Data control questions surround SAP hospital platform

Fresenius’s strategic tie-up with SAP to build a scalable hospital platform drew pointed questions from the shareholder floor about data sovereignty and patient privacy. The partnership, which includes a minority investment in Munich-based start-up Avelios Medical, aims to digitize hospital operations and introduce new software into clinical settings. Investors sought assurance that patient data would remain under Fresenius control and not be monetized by technology partners.

Sen responded firmly, saying Fresenius would retain control over patient information and that SAP would not receive access to personally identifiable medical data. He stressed that data would not be shared for commercial exploitation and that safeguards would be built into the platform to protect confidentiality and regulatory compliance.

Pipeline, AI and the ‘Reimagine’ phase of the turnaround

Looking ahead, Sen outlined the next stage of the corporate transformation, labeled “Reimagine,” which prioritizes digitalization, targeted acquisitions and product development. Fresenius plans to expand artificial intelligence applications across its 80 hospitals and roughly 200 outpatient centers organized in regional networks. In the pharmaceuticals and medtech unit Kabi, management expects new product introductions and process innovations to underpin growth.

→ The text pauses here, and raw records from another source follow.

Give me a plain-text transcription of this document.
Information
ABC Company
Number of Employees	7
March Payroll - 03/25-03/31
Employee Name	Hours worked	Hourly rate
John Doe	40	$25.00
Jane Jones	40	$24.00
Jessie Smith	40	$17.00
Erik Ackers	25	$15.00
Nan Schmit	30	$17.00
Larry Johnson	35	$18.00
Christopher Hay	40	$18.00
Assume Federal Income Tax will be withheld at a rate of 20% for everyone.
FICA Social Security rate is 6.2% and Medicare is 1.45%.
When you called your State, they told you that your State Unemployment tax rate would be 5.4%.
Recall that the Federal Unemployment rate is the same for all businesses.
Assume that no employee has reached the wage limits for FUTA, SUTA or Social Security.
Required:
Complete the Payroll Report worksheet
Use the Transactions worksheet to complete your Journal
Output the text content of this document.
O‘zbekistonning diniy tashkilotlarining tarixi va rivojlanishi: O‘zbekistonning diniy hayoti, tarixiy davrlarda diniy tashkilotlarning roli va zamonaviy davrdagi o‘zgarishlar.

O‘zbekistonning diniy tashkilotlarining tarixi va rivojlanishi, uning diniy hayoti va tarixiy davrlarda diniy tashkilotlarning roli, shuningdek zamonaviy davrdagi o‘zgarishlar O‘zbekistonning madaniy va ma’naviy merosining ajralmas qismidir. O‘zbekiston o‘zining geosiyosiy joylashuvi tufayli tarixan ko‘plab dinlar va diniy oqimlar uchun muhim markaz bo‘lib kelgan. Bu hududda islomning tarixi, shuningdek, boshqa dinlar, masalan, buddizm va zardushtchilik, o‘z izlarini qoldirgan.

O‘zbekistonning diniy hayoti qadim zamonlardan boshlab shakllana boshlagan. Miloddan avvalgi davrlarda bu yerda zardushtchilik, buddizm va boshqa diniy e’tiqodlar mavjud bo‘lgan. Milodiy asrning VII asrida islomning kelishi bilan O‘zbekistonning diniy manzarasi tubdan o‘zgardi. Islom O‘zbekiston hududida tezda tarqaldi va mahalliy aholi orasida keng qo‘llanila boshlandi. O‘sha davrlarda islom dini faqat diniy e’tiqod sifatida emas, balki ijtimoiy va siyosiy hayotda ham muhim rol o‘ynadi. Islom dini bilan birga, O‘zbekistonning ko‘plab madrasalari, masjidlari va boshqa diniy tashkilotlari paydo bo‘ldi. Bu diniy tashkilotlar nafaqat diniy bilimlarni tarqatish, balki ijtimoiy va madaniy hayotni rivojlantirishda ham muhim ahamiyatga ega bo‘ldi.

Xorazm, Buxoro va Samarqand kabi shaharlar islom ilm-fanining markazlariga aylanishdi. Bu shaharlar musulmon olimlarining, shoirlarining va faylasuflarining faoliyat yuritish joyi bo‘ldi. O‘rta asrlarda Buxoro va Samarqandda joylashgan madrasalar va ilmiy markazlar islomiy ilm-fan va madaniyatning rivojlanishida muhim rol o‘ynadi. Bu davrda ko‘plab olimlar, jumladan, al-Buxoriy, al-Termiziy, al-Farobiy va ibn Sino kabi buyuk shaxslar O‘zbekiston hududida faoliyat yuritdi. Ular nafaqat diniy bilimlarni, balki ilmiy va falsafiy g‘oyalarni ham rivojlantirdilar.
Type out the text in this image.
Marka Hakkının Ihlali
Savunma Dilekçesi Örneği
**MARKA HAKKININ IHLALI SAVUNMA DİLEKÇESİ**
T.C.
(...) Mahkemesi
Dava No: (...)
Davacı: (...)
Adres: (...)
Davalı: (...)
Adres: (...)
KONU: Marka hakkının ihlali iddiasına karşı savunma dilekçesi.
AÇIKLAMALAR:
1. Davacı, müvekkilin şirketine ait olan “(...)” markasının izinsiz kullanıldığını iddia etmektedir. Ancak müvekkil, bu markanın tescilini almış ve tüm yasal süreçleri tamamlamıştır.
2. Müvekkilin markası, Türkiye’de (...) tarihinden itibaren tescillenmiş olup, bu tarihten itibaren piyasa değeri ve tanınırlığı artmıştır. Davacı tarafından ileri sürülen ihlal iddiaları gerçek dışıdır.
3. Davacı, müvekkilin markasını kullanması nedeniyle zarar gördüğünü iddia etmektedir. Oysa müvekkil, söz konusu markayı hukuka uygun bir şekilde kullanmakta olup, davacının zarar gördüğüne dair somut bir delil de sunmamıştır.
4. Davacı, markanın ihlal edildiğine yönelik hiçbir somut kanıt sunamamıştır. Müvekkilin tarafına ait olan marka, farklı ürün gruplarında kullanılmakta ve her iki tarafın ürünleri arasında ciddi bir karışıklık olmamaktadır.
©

The company is ramping investment in biosimilars, with eleven molecules under development and five in late-stage testing, and targets to double that business by 2030. Fresenius intends to commit more than €300 million toward these programs and said it would launch new clinical nutrition products later this year, including a supplement designed to mitigate side effects from a weight-loss injection.

Final paragraph

Investors left the meeting with a mix of reassurance about Fresenius’s commercial trajectory and lingering concerns over governance stemming from the Vamed episode, as management promises tighter controls, accelerated innovation and continued emphasis on data protections in the group’s digital transformation.